Orang yang dirahmati Allah, makin tinggi ilmunya akan makin merunduk. Seperti sering bertafakur. “Ya Allah, hanya Engkau yang membuat saya bisa kuliah. Jika Engkau takdirkan saya jadi kambing, baru di depan kampus saja sudah diusir. Engkau takdirkan otak saya normal. Jika Engkau kurangi dua sendok saja sudah tidak bisa berpikir. Engkau takdirkan badan saya sehat dan dimudahkan saat ulangan.

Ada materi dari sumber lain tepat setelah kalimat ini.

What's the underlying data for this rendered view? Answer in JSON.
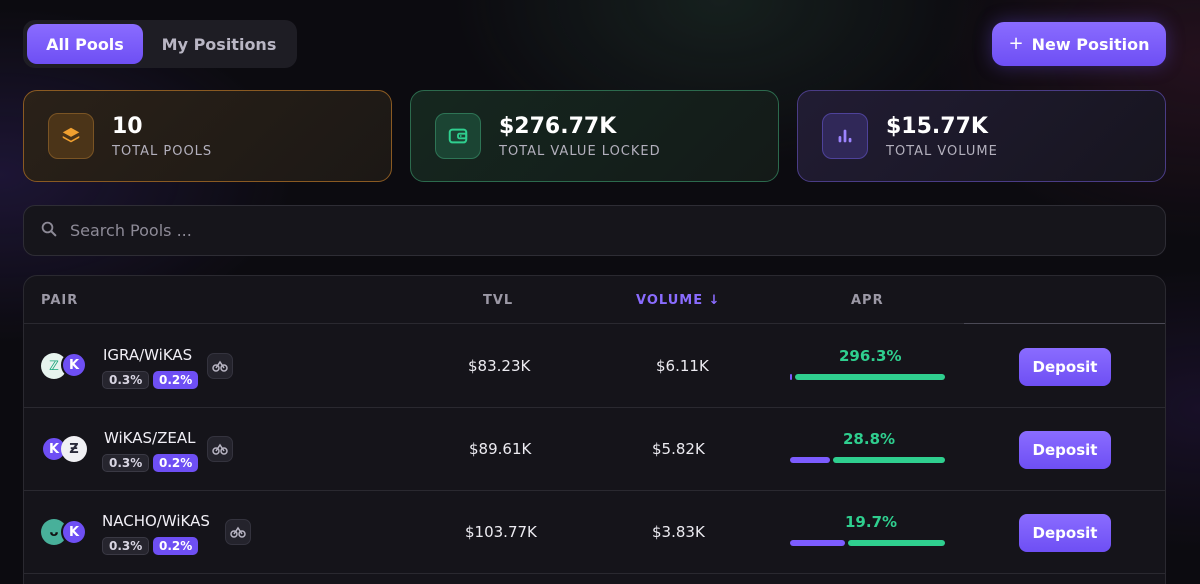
{
  "tabs": [
    {
      "label": "All Pools",
      "active": true
    },
    {
      "label": "My Positions",
      "active": false
    }
  ],
  "new_position": {
    "label": "New Position",
    "icon": "plus-icon"
  },
  "stats": [
    {
      "value": "10",
      "label": "TOTAL POOLS",
      "icon": "layers-icon",
      "color": "#f0a030"
    },
    {
      "value": "$276.77K",
      "label": "TOTAL VALUE LOCKED",
      "icon": "wallet-icon",
      "color": "#2fcf8f"
    },
    {
      "value": "$15.77K",
      "label": "TOTAL VOLUME",
      "icon": "bar-chart-icon",
      "color": "#8a6cff"
    }
  ],
  "search": {
    "placeholder": "Search Pools ...",
    "value": ""
  },
  "table": {
    "headers": {
      "pair": "PAIR",
      "tvl": "TVL",
      "volume": "VOLUME ↓",
      "apr": "APR"
    },
    "rows": [
      {
        "pair": "IGRA/WiKAS",
        "tokens": [
          "IGRA",
          "WiKAS"
        ],
        "fee_a": "0.3%",
        "fee_b": "0.2%",
        "tvl": "$83.23K",
        "volume": "$6.11K",
        "apr": "296.3%",
        "apr_split": [
          0.01,
          0.99
        ],
        "action": "Deposit"
      },
      {
        "pair": "WiKAS/ZEAL",
        "tokens": [
          "WiKAS",
          "ZEAL"
        ],
        "fee_a": "0.3%",
        "fee_b": "0.2%",
        "tvl": "$89.61K",
        "volume": "$5.82K",
        "apr": "28.8%",
        "apr_split": [
          0.26,
          0.74
        ],
        "action": "Deposit"
      },
      {
        "pair": "NACHO/WiKAS",
        "tokens": [
          "NACHO",
          "WiKAS"
        ],
        "fee_a": "0.3%",
        "fee_b": "0.2%",
        "tvl": "$103.77K",
        "volume": "$3.83K",
        "apr": "19.7%",
        "apr_split": [
          0.36,
          0.64
        ],
        "action": "Deposit"
      }
    ]
  }
}
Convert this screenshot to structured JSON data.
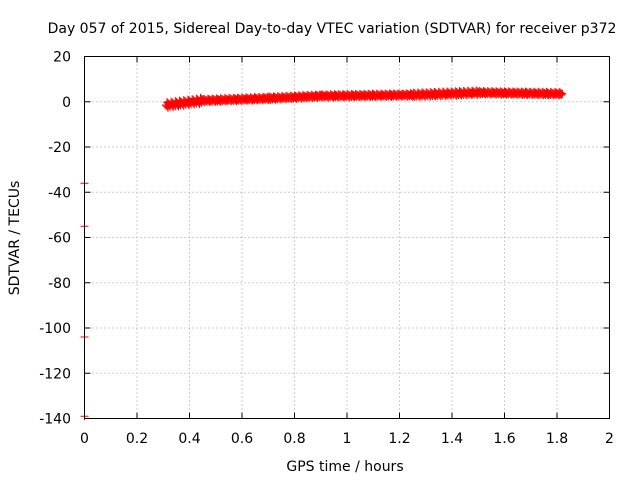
{
  "chart_data": {
    "type": "scatter",
    "title": "Day 057 of 2015, Sidereal Day-to-day VTEC variation (SDTVAR) for receiver p372",
    "xlabel": "GPS time / hours",
    "ylabel": "SDTVAR / TECUs",
    "xlim": [
      0,
      2
    ],
    "ylim": [
      -140,
      20
    ],
    "xticks": [
      "0",
      "0.2",
      "0.4",
      "0.6",
      "0.8",
      "1",
      "1.2",
      "1.4",
      "1.6",
      "1.8",
      "2"
    ],
    "xtick_values": [
      0,
      0.2,
      0.4,
      0.6,
      0.8,
      1.0,
      1.2,
      1.4,
      1.6,
      1.8,
      2.0
    ],
    "yticks": [
      "20",
      "0",
      "-20",
      "-40",
      "-60",
      "-80",
      "-100",
      "-120",
      "-140"
    ],
    "ytick_values": [
      20,
      0,
      -20,
      -40,
      -60,
      -80,
      -100,
      -120,
      -140
    ],
    "grid": true,
    "series": [
      {
        "name": "SDTVAR",
        "color": "#ff0000",
        "marker": "plus",
        "segments": [
          {
            "x_start": 0.31,
            "x_end": 0.45,
            "y_start": -1.5,
            "y_end": 0.5,
            "spread": 2.5
          },
          {
            "x_start": 0.45,
            "x_end": 0.7,
            "y_start": 0.5,
            "y_end": 1.5,
            "spread": 1.5
          },
          {
            "x_start": 0.7,
            "x_end": 0.9,
            "y_start": 1.5,
            "y_end": 2.5,
            "spread": 1.5
          },
          {
            "x_start": 0.9,
            "x_end": 1.25,
            "y_start": 2.5,
            "y_end": 3.0,
            "spread": 1.5
          },
          {
            "x_start": 1.25,
            "x_end": 1.5,
            "y_start": 3.0,
            "y_end": 4.0,
            "spread": 2.0
          },
          {
            "x_start": 1.5,
            "x_end": 1.82,
            "y_start": 4.0,
            "y_end": 3.5,
            "spread": 1.5
          }
        ],
        "outliers": [
          {
            "x": 0.0,
            "y": -36
          },
          {
            "x": 0.0,
            "y": -55
          },
          {
            "x": 0.0,
            "y": -104
          },
          {
            "x": 0.0,
            "y": -139
          }
        ]
      }
    ]
  }
}
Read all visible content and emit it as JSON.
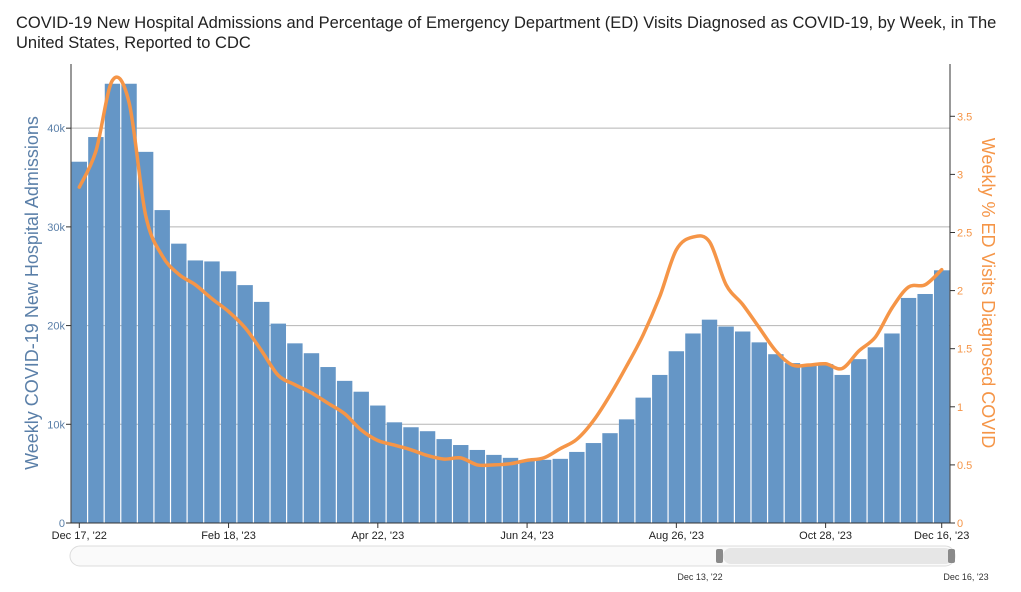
{
  "chart_data": {
    "type": "bar+line",
    "title": "COVID-19 New Hospital Admissions and Percentage of Emergency Department (ED) Visits Diagnosed as COVID-19, by Week, in The United States, Reported to CDC",
    "ylabel_left": "Weekly COVID-19 New Hospital Admissions",
    "ylabel_right": "Weekly % ED Visits Diagnosed COVID",
    "ylim_left": [
      0,
      46500
    ],
    "ylim_right": [
      0,
      3.95
    ],
    "left_ticks": [
      {
        "value": 0,
        "label": "0"
      },
      {
        "value": 10000,
        "label": "10k"
      },
      {
        "value": 20000,
        "label": "20k"
      },
      {
        "value": 30000,
        "label": "30k"
      },
      {
        "value": 40000,
        "label": "40k"
      }
    ],
    "right_ticks": [
      {
        "value": 0,
        "label": "0"
      },
      {
        "value": 0.5,
        "label": "0.5"
      },
      {
        "value": 1,
        "label": "1"
      },
      {
        "value": 1.5,
        "label": "1.5"
      },
      {
        "value": 2,
        "label": "2"
      },
      {
        "value": 2.5,
        "label": "2.5"
      },
      {
        "value": 3,
        "label": "3"
      },
      {
        "value": 3.5,
        "label": "3.5"
      }
    ],
    "x_ticks": [
      {
        "index": 0,
        "label": "Dec 17, '22"
      },
      {
        "index": 9,
        "label": "Feb 18, '23"
      },
      {
        "index": 18,
        "label": "Apr 22, '23"
      },
      {
        "index": 27,
        "label": "Jun 24, '23"
      },
      {
        "index": 36,
        "label": "Aug 26, '23"
      },
      {
        "index": 45,
        "label": "Oct 28, '23"
      },
      {
        "index": 52,
        "label": "Dec 16, '23"
      }
    ],
    "series": [
      {
        "name": "Weekly COVID-19 New Hospital Admissions",
        "type": "bar",
        "color": "#6596c6",
        "values": [
          36600,
          39100,
          44500,
          44500,
          37600,
          31700,
          28300,
          26600,
          26500,
          25500,
          24100,
          22400,
          20200,
          18200,
          17200,
          15800,
          14400,
          13300,
          11900,
          10200,
          9700,
          9300,
          8500,
          7900,
          7400,
          6900,
          6600,
          6300,
          6400,
          6500,
          7200,
          8100,
          9100,
          10500,
          12700,
          15000,
          17400,
          19200,
          20600,
          19900,
          19400,
          18300,
          17100,
          16200,
          16000,
          16100,
          15000,
          16600,
          17800,
          19200,
          22800,
          23200,
          25600
        ]
      },
      {
        "name": "Weekly % ED Visits Diagnosed COVID",
        "type": "line",
        "color": "#f59547",
        "values": [
          2.89,
          3.2,
          3.81,
          3.62,
          2.65,
          2.3,
          2.14,
          2.05,
          1.93,
          1.82,
          1.68,
          1.48,
          1.27,
          1.19,
          1.12,
          1.03,
          0.94,
          0.8,
          0.71,
          0.67,
          0.63,
          0.58,
          0.55,
          0.56,
          0.5,
          0.5,
          0.51,
          0.54,
          0.56,
          0.64,
          0.72,
          0.88,
          1.1,
          1.35,
          1.62,
          1.95,
          2.35,
          2.46,
          2.42,
          2.05,
          1.88,
          1.68,
          1.48,
          1.36,
          1.36,
          1.37,
          1.33,
          1.48,
          1.6,
          1.85,
          2.03,
          2.05,
          2.18
        ]
      }
    ],
    "grid": true,
    "legend": "none"
  },
  "navigator": {
    "start_label": "Dec 13, '22",
    "end_label": "Dec 16, '23"
  }
}
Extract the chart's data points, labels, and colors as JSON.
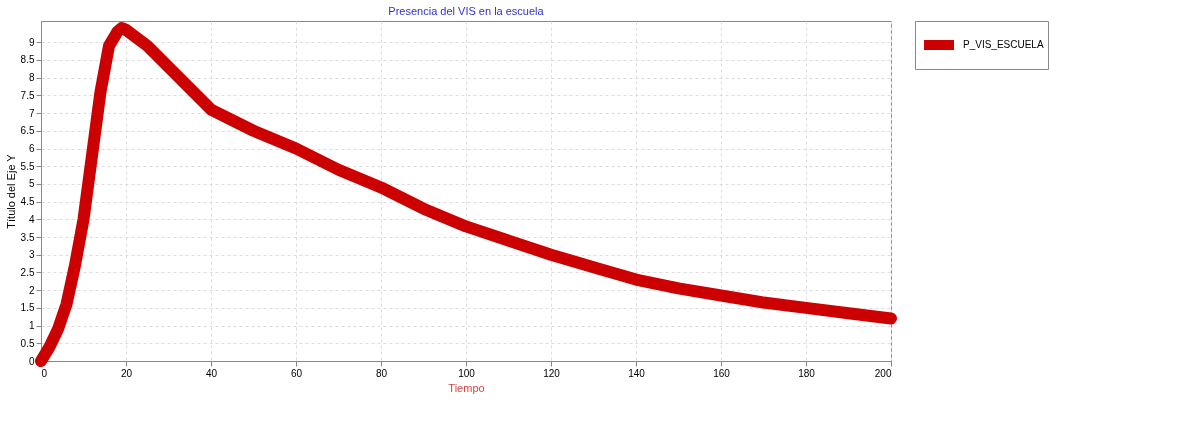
{
  "chart_data": {
    "type": "line",
    "title": "Presencia del VIS en la escuela",
    "xlabel": "Tiempo",
    "ylabel": "Título del Eje Y",
    "x": [
      0,
      2,
      4,
      6,
      8,
      10,
      12,
      14,
      16,
      18,
      19,
      20,
      25,
      30,
      40,
      50,
      60,
      70,
      80,
      90,
      100,
      110,
      120,
      130,
      140,
      150,
      160,
      170,
      180,
      190,
      200
    ],
    "series": [
      {
        "name": "P_VIS_ESCUELA",
        "color": "#cc0000",
        "values": [
          0,
          0.4,
          0.9,
          1.6,
          2.7,
          4.0,
          5.8,
          7.6,
          8.9,
          9.3,
          9.4,
          9.35,
          8.9,
          8.3,
          7.1,
          6.5,
          6.0,
          5.4,
          4.9,
          4.3,
          3.8,
          3.4,
          3.0,
          2.65,
          2.3,
          2.05,
          1.85,
          1.65,
          1.5,
          1.35,
          1.2
        ]
      }
    ],
    "xlim": [
      0,
      200
    ],
    "xticks": [
      0,
      20,
      40,
      60,
      80,
      100,
      120,
      140,
      160,
      180,
      200
    ],
    "ylim": [
      0,
      9.6
    ],
    "yticks": [
      0,
      0.5,
      1,
      1.5,
      2,
      2.5,
      3,
      3.5,
      4,
      4.5,
      5,
      5.5,
      6,
      6.5,
      7,
      7.5,
      8,
      8.5,
      9
    ],
    "grid": true,
    "legend": "top right",
    "line_style": "solid"
  }
}
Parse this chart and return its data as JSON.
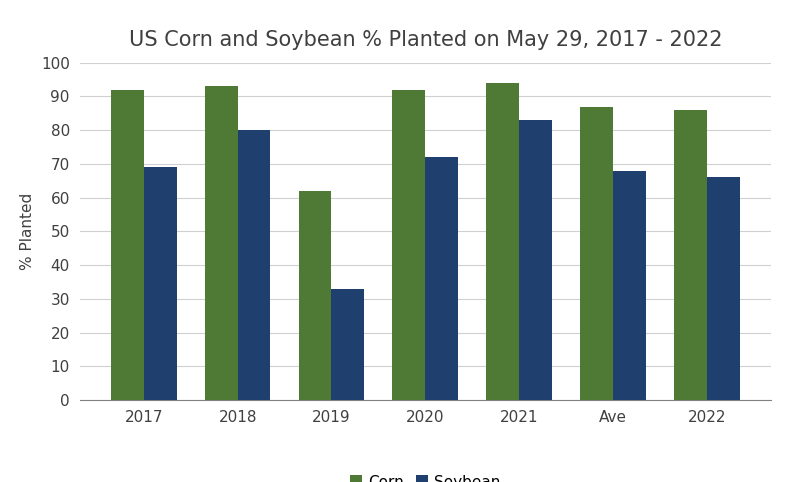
{
  "title": "US Corn and Soybean % Planted on May 29, 2017 - 2022",
  "categories": [
    "2017",
    "2018",
    "2019",
    "2020",
    "2021",
    "Ave",
    "2022"
  ],
  "corn_values": [
    92,
    93,
    62,
    92,
    94,
    87,
    86
  ],
  "soybean_values": [
    69,
    80,
    33,
    72,
    83,
    68,
    66
  ],
  "corn_color": "#4e7a35",
  "soybean_color": "#1f3f6e",
  "ylabel": "% Planted",
  "ylim": [
    0,
    100
  ],
  "yticks": [
    0,
    10,
    20,
    30,
    40,
    50,
    60,
    70,
    80,
    90,
    100
  ],
  "legend_labels": [
    "Corn",
    "Soybean"
  ],
  "bar_width": 0.35,
  "background_color": "#ffffff",
  "grid_color": "#d0d0d0",
  "title_fontsize": 15,
  "axis_fontsize": 11,
  "tick_fontsize": 11,
  "legend_fontsize": 11
}
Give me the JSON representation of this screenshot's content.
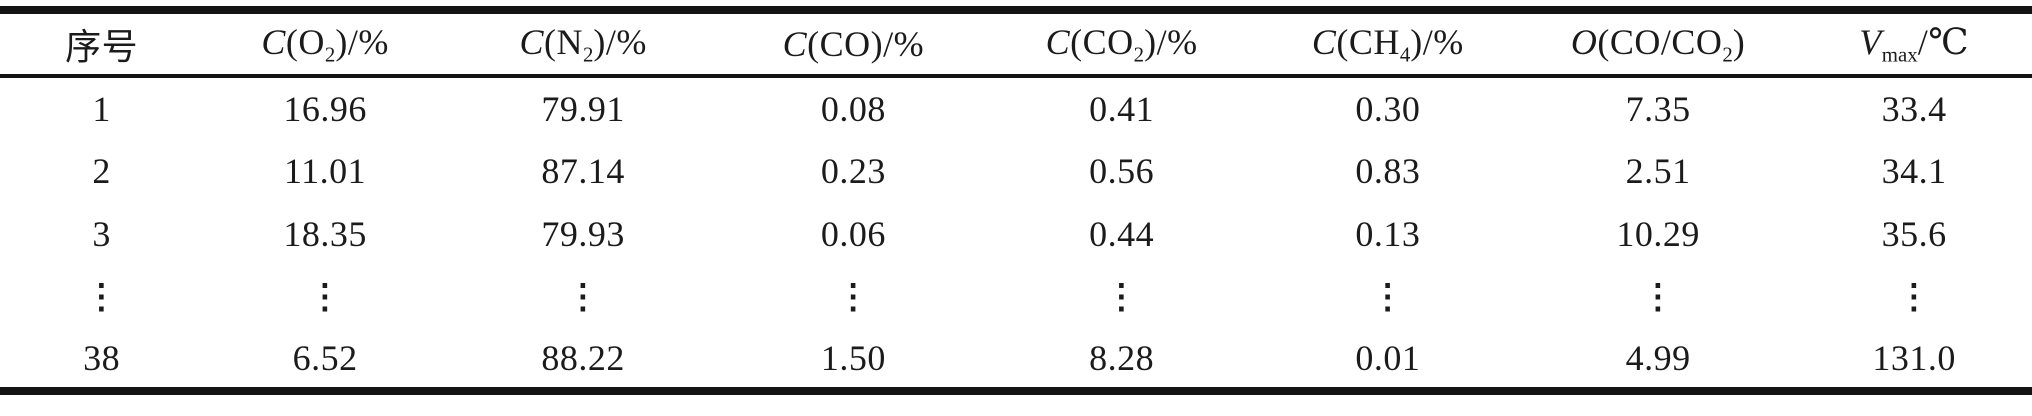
{
  "table": {
    "columns": [
      {
        "key": "index",
        "segments": [
          {
            "text": "序号"
          }
        ]
      },
      {
        "key": "c-o2",
        "segments": [
          {
            "text": "C",
            "italic": true
          },
          {
            "text": "(O"
          },
          {
            "text": "2",
            "sub": true
          },
          {
            "text": ")/%"
          }
        ]
      },
      {
        "key": "c-n2",
        "segments": [
          {
            "text": "C",
            "italic": true
          },
          {
            "text": "(N"
          },
          {
            "text": "2",
            "sub": true
          },
          {
            "text": ")/%"
          }
        ]
      },
      {
        "key": "c-co",
        "segments": [
          {
            "text": "C",
            "italic": true
          },
          {
            "text": "(CO)/%"
          }
        ]
      },
      {
        "key": "c-co2",
        "segments": [
          {
            "text": "C",
            "italic": true
          },
          {
            "text": "(CO"
          },
          {
            "text": "2",
            "sub": true
          },
          {
            "text": ")/%"
          }
        ]
      },
      {
        "key": "c-ch4",
        "segments": [
          {
            "text": "C",
            "italic": true
          },
          {
            "text": "(CH"
          },
          {
            "text": "4",
            "sub": true
          },
          {
            "text": ")/%"
          }
        ]
      },
      {
        "key": "o-co-co2",
        "segments": [
          {
            "text": "O",
            "italic": true
          },
          {
            "text": "(CO/CO"
          },
          {
            "text": "2",
            "sub": true
          },
          {
            "text": ")"
          }
        ]
      },
      {
        "key": "v-max",
        "segments": [
          {
            "text": "V",
            "italic": true
          },
          {
            "text": "max",
            "sub": true
          },
          {
            "text": "/℃"
          }
        ]
      }
    ],
    "rows": [
      {
        "name": "table-row-1",
        "cells": [
          "1",
          "16.96",
          "79.91",
          "0.08",
          "0.41",
          "0.30",
          "7.35",
          "33.4"
        ]
      },
      {
        "name": "table-row-2",
        "cells": [
          "2",
          "11.01",
          "87.14",
          "0.23",
          "0.56",
          "0.83",
          "2.51",
          "34.1"
        ]
      },
      {
        "name": "table-row-3",
        "cells": [
          "3",
          "18.35",
          "79.93",
          "0.06",
          "0.44",
          "0.13",
          "10.29",
          "35.6"
        ]
      },
      {
        "name": "table-row-ellipsis",
        "cells": [
          "⋮",
          "⋮",
          "⋮",
          "⋮",
          "⋮",
          "⋮",
          "⋮",
          "⋮"
        ],
        "ellipsis": true
      },
      {
        "name": "table-row-38",
        "cells": [
          "38",
          "6.52",
          "88.22",
          "1.50",
          "8.28",
          "0.01",
          "4.99",
          "131.0"
        ]
      }
    ]
  }
}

Jika Engkau mau, saat itu mudah saja bagi-Mu menakdirkan saya muntaber. Ya Allah, semuanya ini hanya rahmat dan fadhilah-Mu.”
Hal ini bukan hanya untuk ilmu umum,tapi termasuk pula ilmu agama. Misalkan saudara lulusan perguruan tinggi agama, kalau tidak hati-hati gelar sarjananya bisa menjadi hijab tersendiri. Karena yang belajar ilmu agama belum tentu menjadi dekat dengan Allah, jika tujuannya bukan Allah.
Misalkan ada yang ditanya tentang tujuan kuliah di perguruan tinggi agama, berkata, “Saya harus jadi sarjana agama, setelah itu harus jadi PNS. Ya, target saya di KUA.”Repot yang begini. KUA itu netral dan tidak salah, Tapi mengapa menjadikan PNS dan KUA sebagai tujuan hidup? Cukuplah Allah yang dituju, dan mohonkanlah rahmat-Nya.